時間の凪と原罪

On 2017年8月5日 by pointweather

長崎を訪れた時にどうしても立ち寄りたかった場所、片島魚雷発射場。
戦争に備えて軍や財閥が作った魚雷の具合を確かめる施設が風化した場所です。
役割を終えた実験所は草木の温床になり、かつてここで皆が知恵を出し合い、いかに効率よく人が人を殺せるかという熱にうなされていた時代を優しく包み込んでくれています。
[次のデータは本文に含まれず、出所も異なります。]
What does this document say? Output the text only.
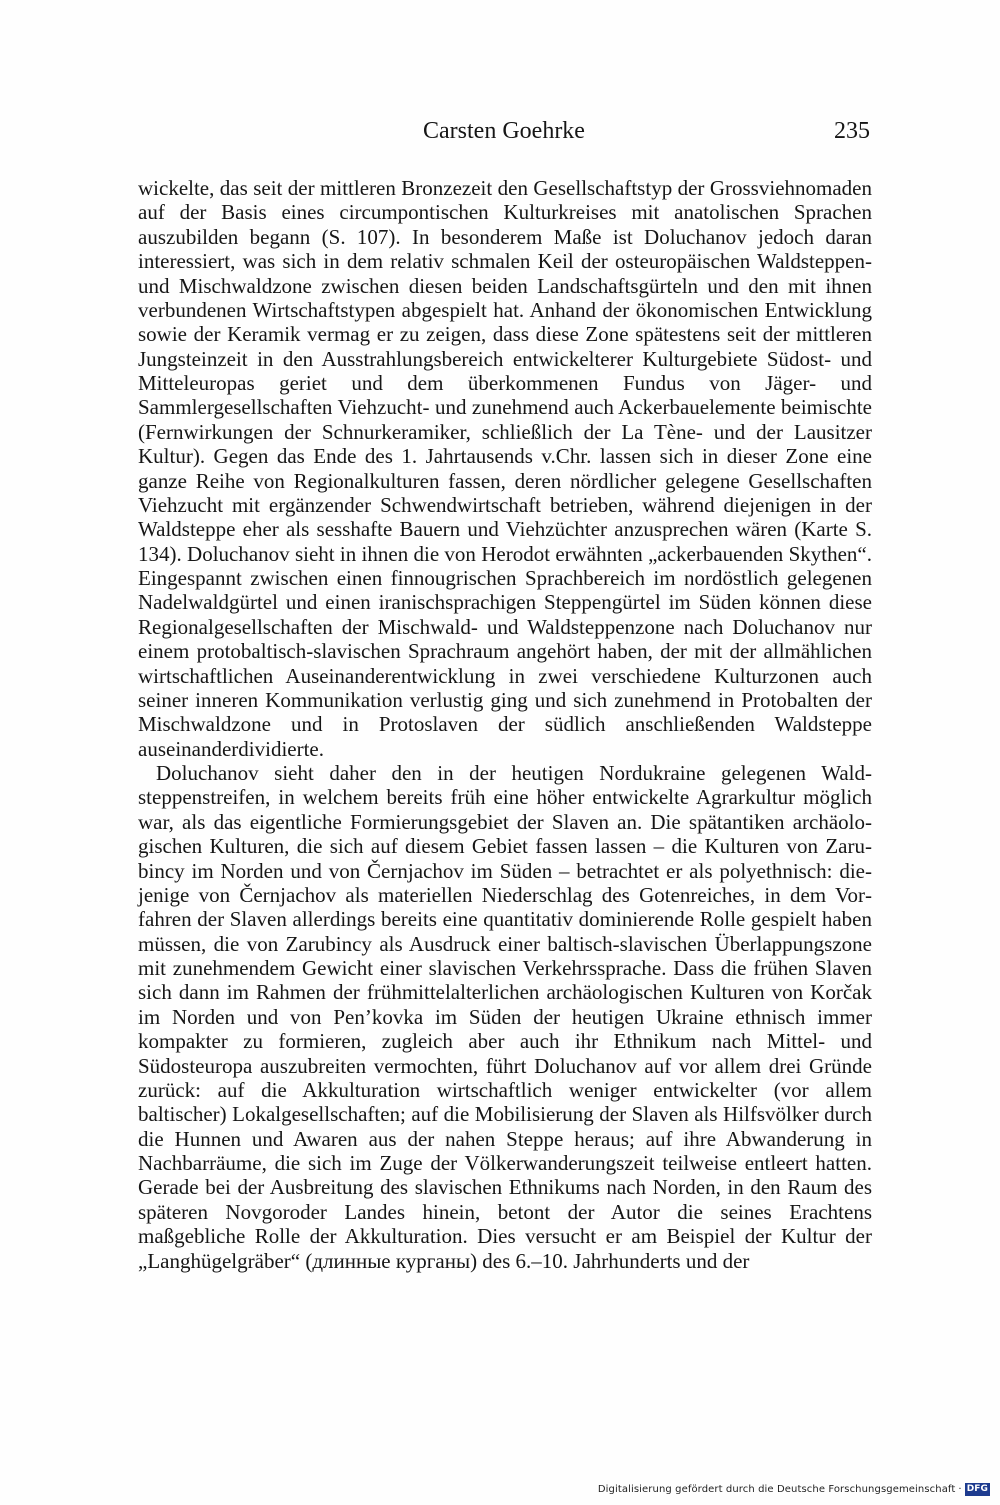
Carsten Goehrke	235

wickelte, das seit der mittleren Bronzezeit den Gesellschaftstyp der Grossviehnomaden auf der Basis eines circumpontischen Kulturkreises mit anatolischen Sprachen auszubilden begann (S. 107). In besonderem Maße ist Doluchanov jedoch daran interessiert, was sich in dem relativ schmalen Keil der osteuropäischen Waldsteppen- und Mischwaldzone zwischen diesen beiden Landschaftsgürteln und den mit ihnen verbundenen Wirtschaftstypen abgespielt hat. Anhand der ökonomischen Entwicklung sowie der Keramik vermag er zu zeigen, dass diese Zone spätestens seit der mittleren Jungsteinzeit in den Ausstrahlungsbereich entwickelterer Kulturgebiete Südost- und Mitteleuropas geriet und dem überkommenen Fundus von Jäger- und Sammlergesellschaften Viehzucht- und zunehmend auch Ackerbauelemente beimischte (Fernwirkungen der Schnurkeramiker, schließlich der La Tène- und der Lausitzer Kultur). Gegen das Ende des 1. Jahrtausends v.Chr. lassen sich in dieser Zone eine ganze Reihe von Regionalkulturen fassen, deren nördlicher gelegene Gesellschaften Viehzucht mit ergänzender Schwendwirtschaft betrieben, während diejenigen in der Waldsteppe eher als sesshafte Bauern und Viehzüchter anzusprechen wären (Karte S. 134). Doluchanov sieht in ihnen die von Herodot erwähnten „ackerbauenden Skythen“. Eingespannt zwischen einen finnougrischen Sprachbereich im nordöstlich gelegenen Nadelwaldgürtel und einen iranischsprachigen Steppengürtel im Süden können diese Regionalgesellschaften der Mischwald- und Waldsteppenzone nach Doluchanov nur einem protobaltisch-slavischen Sprachraum angehört haben, der mit der allmählichen wirtschaftlichen Auseinanderentwicklung in zwei verschiedene Kulturzonen auch seiner inneren Kommunikation verlustig ging und sich zunehmend in Protobalten der Mischwaldzone und in Protoslaven der südlich anschließenden Waldsteppe auseinanderdividierte.

Doluchanov sieht daher den in der heutigen Nordukraine gelegenen Waldsteppenstreifen, in welchem bereits früh eine höher entwickelte Agrarkultur möglich war, als das eigentliche Formierungsgebiet der Slaven an. Die spätantiken archäologischen Kulturen, die sich auf diesem Gebiet fassen lassen – die Kulturen von Zarubincy im Norden und von Černjachov im Süden – betrachtet er als polyethnisch: diejenige von Černjachov als materiellen Niederschlag des Gotenreiches, in dem Vorfahren der Slaven allerdings bereits eine quantitativ dominierende Rolle gespielt haben müssen, die von Zarubincy als Ausdruck einer baltisch-slavischen Überlappungszone mit zunehmendem Gewicht einer slavischen Verkehrssprache. Dass die frühen Slaven sich dann im Rahmen der frühmittelalterlichen archäologischen Kulturen von Korčak im Norden und von Pen’kovka im Süden der heutigen Ukraine ethnisch immer kompakter zu formieren, zugleich aber auch ihr Ethnikum nach Mittel- und Südosteuropa auszubreiten vermochten, führt Doluchanov auf vor allem drei Gründe zurück: auf die Akkulturation wirtschaftlich weniger entwickelter (vor allem baltischer) Lokalgesellschaften; auf die Mobilisierung der Slaven als Hilfsvölker durch die Hunnen und Awaren aus der nahen Steppe heraus; auf ihre Abwanderung in Nachbarräume, die sich im Zuge der Völkerwanderungszeit teilweise entleert hatten. Gerade bei der Ausbreitung des slavischen Ethnikums nach Norden, in den Raum des späteren Novgoroder Landes hinein, betont der Autor die seines Erachtens maßgebliche Rolle der Akkulturation. Dies versucht er am Beispiel der Kultur der „Langhügelgräber“ (длинные курганы) des 6.–10. Jahrhunderts und der

Digitalisierung gefördert durch die Deutsche Forschungsgemeinschaft · DFG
風は止まり、時も止まり。しかし欲望と利権をすするために、あるいは弱い自分を肯定するために、誰かに魚雷をぶっ放したいという爛れた気持ちがわいてくることだけは今もなお止まらないのでしょうか。
僕は泳げないし、いや、泳げても自分乗っている船を壊して欲しくないし、壊したいとも思いません。
大村湾に差し込む朝日はガラス細工のよう。
着いてから知ったのですが、映画、ばけもの子の舞台のモデルだったのですね。
いい感じに一本生えております。
蔦とコンクリートの妙
街に一軒はある蔦に絡まれて緑だるまみたいになっている家。ああいう物件に住みたいぞと子供の頃から思っています。
いい感じに屋根だけ崩落したのか。壊さず優しく放置した長崎県に拍手。
無骨な遮断だからこそ奔放に生える草木がより愛おしく思えるのでしょうか。
青い凪に伸びる橋
塔からの視線
これだけのどかな海を見てもなお心の中に黒い火がくすぶるものなのか。
どす黒い気持ちで心が満ちた時、水面に映る自分の顔を見て何か思うことがある時がきっとあったと思います。
上下均等に溶けていく白、時間
ところでこの史跡のすぐ近くに気になりすぎる名店が。
長崎出身のアミーゴからとにかく勧められたお店、それが四次元ぱーらー、あんでるせんさん。
手品ショーを行う喫茶店かと思いきや、そういうトリック云々の話ではなく超能力を見せてくれる喫茶店との差別化。店長さんはいわゆるエスパー、サイキックとのこと。凄すぎます。
能力者故に、僕の訪問が早朝すぎて営業前に到着してしまい入店できないこと、せっかくだからとにやけながら記念撮影すること、そういったことは全て予知済みなんだとか。もう隠し事なんてできやしません。
次回九州を訪れる時は真っ先に訪問しなくては。。